Some anniversaries are celebrated with gold, others with paper and some with pasta sauce.
On Friday, The Dairy Barn Arts Center and Vino de Milo, a wine-based food company in Athens, are teaming up for the 10/35 event at the Dairy Barn.
The event is being held to celebrate the 10th anniversary of Vino de Milo and the 35th anniversary of the Dairy Barn.
Vino de Milo was founded after creator Jonathan Leal began working with ACEnet and saw their bottling process. Soon after, he began crafting his own sauce, salsa, bruschetta topping, barbecue sauce and dressing. Today his products are sold in five different locations in Athens County, including West 82, located in Baker University Center.
“My favorite part of running Milo's is meeting our customers out at shows or in Athens,” Leal said. “The way people respond to our healthy lineup makes the job very rewarding.”
The arts center was founded in 1977 after a task force saved the barn, formerly a functioning dairy barn owned by the Athens State Hospital, from being razed. Today the center offers camps, classes, shows and a free art gallery from 5 to 8 p.m.
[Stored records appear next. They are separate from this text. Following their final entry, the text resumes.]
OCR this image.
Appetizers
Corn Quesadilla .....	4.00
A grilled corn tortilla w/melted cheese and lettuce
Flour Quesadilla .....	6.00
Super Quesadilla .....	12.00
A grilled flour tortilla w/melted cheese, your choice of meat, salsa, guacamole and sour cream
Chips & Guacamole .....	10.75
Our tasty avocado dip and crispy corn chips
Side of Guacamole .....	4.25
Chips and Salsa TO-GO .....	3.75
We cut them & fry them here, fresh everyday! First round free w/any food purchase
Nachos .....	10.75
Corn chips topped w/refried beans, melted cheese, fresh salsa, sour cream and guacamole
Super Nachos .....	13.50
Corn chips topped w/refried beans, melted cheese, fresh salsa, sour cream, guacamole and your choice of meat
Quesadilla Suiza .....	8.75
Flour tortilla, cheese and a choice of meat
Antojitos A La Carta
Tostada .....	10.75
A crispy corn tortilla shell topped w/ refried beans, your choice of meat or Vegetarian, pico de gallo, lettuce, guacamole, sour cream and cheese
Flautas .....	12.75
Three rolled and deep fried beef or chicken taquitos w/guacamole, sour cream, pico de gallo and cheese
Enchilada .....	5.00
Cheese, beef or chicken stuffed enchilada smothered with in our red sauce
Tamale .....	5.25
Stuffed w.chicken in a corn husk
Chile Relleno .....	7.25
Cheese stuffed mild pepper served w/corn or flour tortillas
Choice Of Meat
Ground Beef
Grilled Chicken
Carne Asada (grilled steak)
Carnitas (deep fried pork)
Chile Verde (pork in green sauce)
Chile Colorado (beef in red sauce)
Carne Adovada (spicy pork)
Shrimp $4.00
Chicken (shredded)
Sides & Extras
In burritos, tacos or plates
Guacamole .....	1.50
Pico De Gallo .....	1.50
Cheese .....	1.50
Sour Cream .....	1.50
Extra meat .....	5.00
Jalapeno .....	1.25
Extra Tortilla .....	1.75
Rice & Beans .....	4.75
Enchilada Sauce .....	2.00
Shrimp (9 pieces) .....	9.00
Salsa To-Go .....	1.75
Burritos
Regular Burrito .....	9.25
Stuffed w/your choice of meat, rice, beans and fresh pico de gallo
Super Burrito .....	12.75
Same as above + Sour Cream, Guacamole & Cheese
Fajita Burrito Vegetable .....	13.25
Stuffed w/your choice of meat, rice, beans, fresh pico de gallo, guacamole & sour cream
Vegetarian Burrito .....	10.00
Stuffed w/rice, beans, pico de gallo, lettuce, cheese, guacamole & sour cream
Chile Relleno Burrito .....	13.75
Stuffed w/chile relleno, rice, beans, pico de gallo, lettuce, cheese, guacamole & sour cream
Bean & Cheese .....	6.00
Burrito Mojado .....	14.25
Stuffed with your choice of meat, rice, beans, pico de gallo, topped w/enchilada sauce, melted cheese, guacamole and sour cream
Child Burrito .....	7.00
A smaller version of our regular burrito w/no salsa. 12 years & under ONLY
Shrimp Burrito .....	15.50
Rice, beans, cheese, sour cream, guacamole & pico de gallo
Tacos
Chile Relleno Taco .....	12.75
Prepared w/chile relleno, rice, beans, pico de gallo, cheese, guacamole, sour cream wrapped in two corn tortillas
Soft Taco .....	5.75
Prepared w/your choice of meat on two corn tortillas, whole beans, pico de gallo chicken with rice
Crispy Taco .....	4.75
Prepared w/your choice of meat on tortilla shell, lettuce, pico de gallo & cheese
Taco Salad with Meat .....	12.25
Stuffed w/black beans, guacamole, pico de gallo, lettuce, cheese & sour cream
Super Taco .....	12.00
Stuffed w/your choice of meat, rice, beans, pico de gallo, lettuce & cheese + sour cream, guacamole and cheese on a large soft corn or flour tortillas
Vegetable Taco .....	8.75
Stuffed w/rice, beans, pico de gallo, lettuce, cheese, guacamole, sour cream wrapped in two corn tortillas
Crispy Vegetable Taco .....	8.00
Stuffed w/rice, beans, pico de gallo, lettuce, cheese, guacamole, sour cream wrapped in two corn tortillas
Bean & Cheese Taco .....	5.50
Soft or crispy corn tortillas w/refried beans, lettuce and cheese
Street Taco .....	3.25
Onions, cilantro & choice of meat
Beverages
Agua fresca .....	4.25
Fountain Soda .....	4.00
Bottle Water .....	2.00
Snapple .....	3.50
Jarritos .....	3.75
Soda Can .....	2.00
Thursdays.
“One thing that the Dairy Barn has been proud of is to promote local artists and to promote sustainability,” said Jane Forrest Redfern, executive director of the Dairy Barn Arts Center.
While the companies do not have an official contract with one another, Forrest Redfern said that both of the companies share a common goal.
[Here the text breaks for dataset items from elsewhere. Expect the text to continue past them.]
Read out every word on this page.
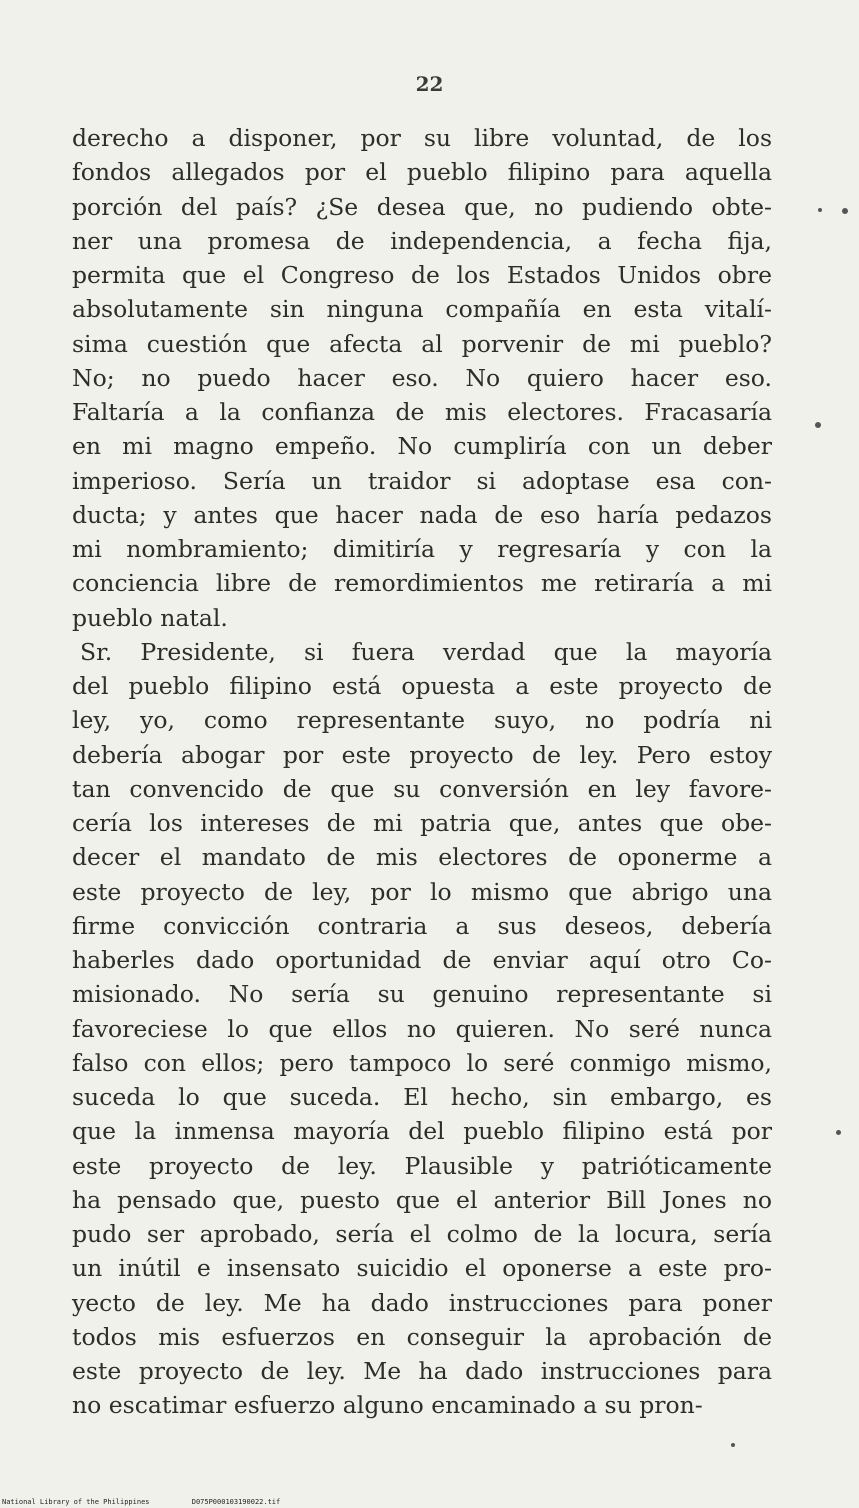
22
derecho a disponer, por su libre voluntad, de los
fondos allegados por el pueblo filipino para aquella
porción del país? ¿Se desea que, no pudiendo obte-
ner una promesa de independencia, a fecha fija,
permita que el Congreso de los Estados Unidos obre
absolutamente sin ninguna compañía en esta vitalí-
sima cuestión que afecta al porvenir de mi pueblo?
No; no puedo hacer eso. No quiero hacer eso.
Faltaría a la confianza de mis electores. Fracasaría
en mi magno empeño. No cumpliría con un deber
imperioso. Sería un traidor si adoptase esa con-
ducta; y antes que hacer nada de eso haría pedazos
mi nombramiento; dimitiría y regresaría y con la
conciencia libre de remordimientos me retiraría a mi
pueblo natal.
Sr. Presidente, si fuera verdad que la mayoría
del pueblo filipino está opuesta a este proyecto de
ley, yo, como representante suyo, no podría ni
debería abogar por este proyecto de ley. Pero estoy
tan convencido de que su conversión en ley favore-
cería los intereses de mi patria que, antes que obe-
decer el mandato de mis electores de oponerme a
este proyecto de ley, por lo mismo que abrigo una
firme convicción contraria a sus deseos, debería
haberles dado oportunidad de enviar aquí otro Co-
misionado. No sería su genuino representante si
favoreciese lo que ellos no quieren. No seré nunca
falso con ellos; pero tampoco lo seré conmigo mismo,
suceda lo que suceda. El hecho, sin embargo, es
que la inmensa mayoría del pueblo filipino está por
este proyecto de ley. Plausible y patrióticamente
ha pensado que, puesto que el anterior Bill Jones no
pudo ser aprobado, sería el colmo de la locura, sería
un inútil e insensato suicidio el oponerse a este pro-
yecto de ley. Me ha dado instrucciones para poner
todos mis esfuerzos en conseguir la aprobación de
este proyecto de ley. Me ha dado instrucciones para
no escatimar esfuerzo alguno encaminado a su pron-
National Library of the Philippines	D075P000103190022.tif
“We’re a local organization and Jonathan is a local entrepreneur,” she said. “In the past, they have held their other events here and we try to support local businesses and the community as best we can.”
The 10/35 event is similar to other events the two organizations have hosted in that there will be food, music and a cash bar.
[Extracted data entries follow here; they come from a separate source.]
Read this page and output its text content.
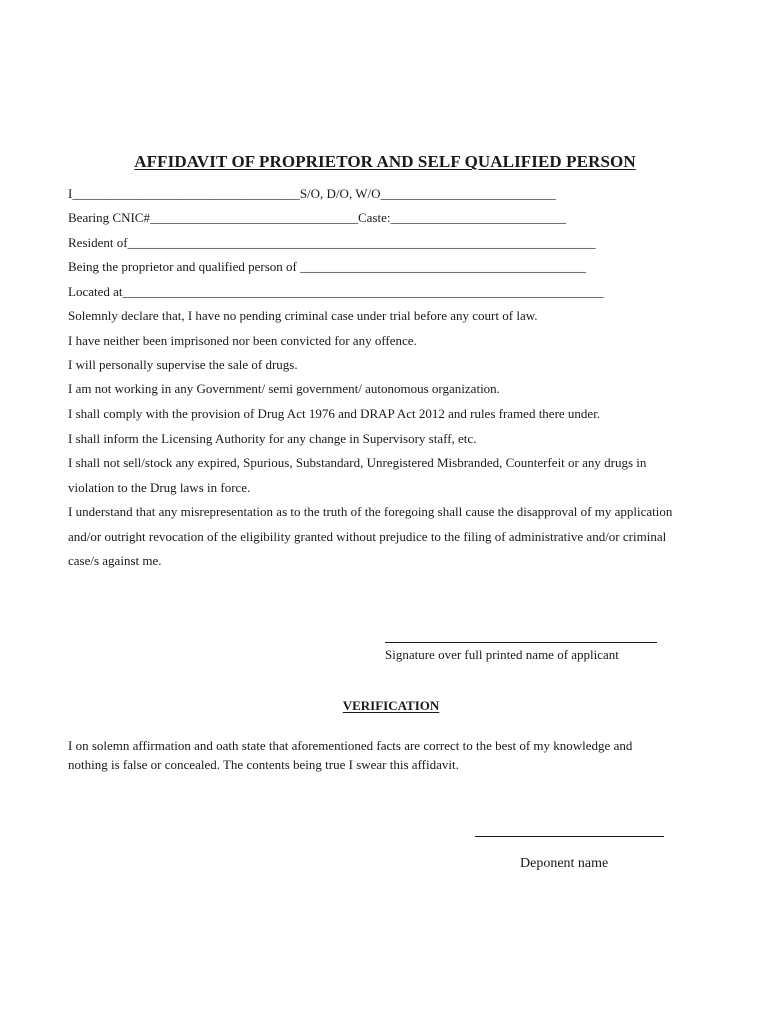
AFFIDAVIT OF PROPRIETOR AND SELF QUALIFIED PERSON
I___________________________________S/O, D/O, W/O___________________________
Bearing CNIC#________________________________Caste:___________________________
Resident of________________________________________________________________________
Being the proprietor and qualified person of ____________________________________________
Located at__________________________________________________________________________
Solemnly declare that, I have no pending criminal case under trial before any court of law.
I have neither been imprisoned nor been convicted for any offence.
I will personally supervise the sale of drugs.
I am not working in any Government/ semi government/ autonomous organization.
I shall comply with the provision of Drug Act 1976 and DRAP Act 2012 and rules framed there under.
I shall inform the Licensing Authority for any change in Supervisory staff, etc.
I shall not sell/stock any expired, Spurious, Substandard, Unregistered Misbranded, Counterfeit or any drugs in
violation to the Drug laws in force.
I understand that any misrepresentation as to the truth of the foregoing shall cause the disapproval of my application
and/or outright revocation of the eligibility granted without prejudice to the filing of administrative and/or criminal
case/s against me.
Signature over full printed name of applicant
VERIFICATION
I on solemn affirmation and oath state that aforementioned facts are correct to the best of my knowledge and
nothing is false or concealed. The contents being true I swear this affidavit.
Deponent name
The event will also feature a riddle contest in which participants solve 10-weeks worth of riddles. Each patron who provides a correct set of answers will be entered to win a prize.
With both organizations celebrating a notable anniversary, each said they have goals and hopes for the future.
Leal said that in the next 10 years, he wants to grow the business dramatically and repay much of the company’s initial debt as well as add additional jobs. Donna Cunningham, a volunteer who has spent 30 years at the Dairy Barn, echoed a similar sentiment.
“I would really love to see a permanent outdoor center, get repairs done to the barn and see a growing interest by the community,” Cunningham said.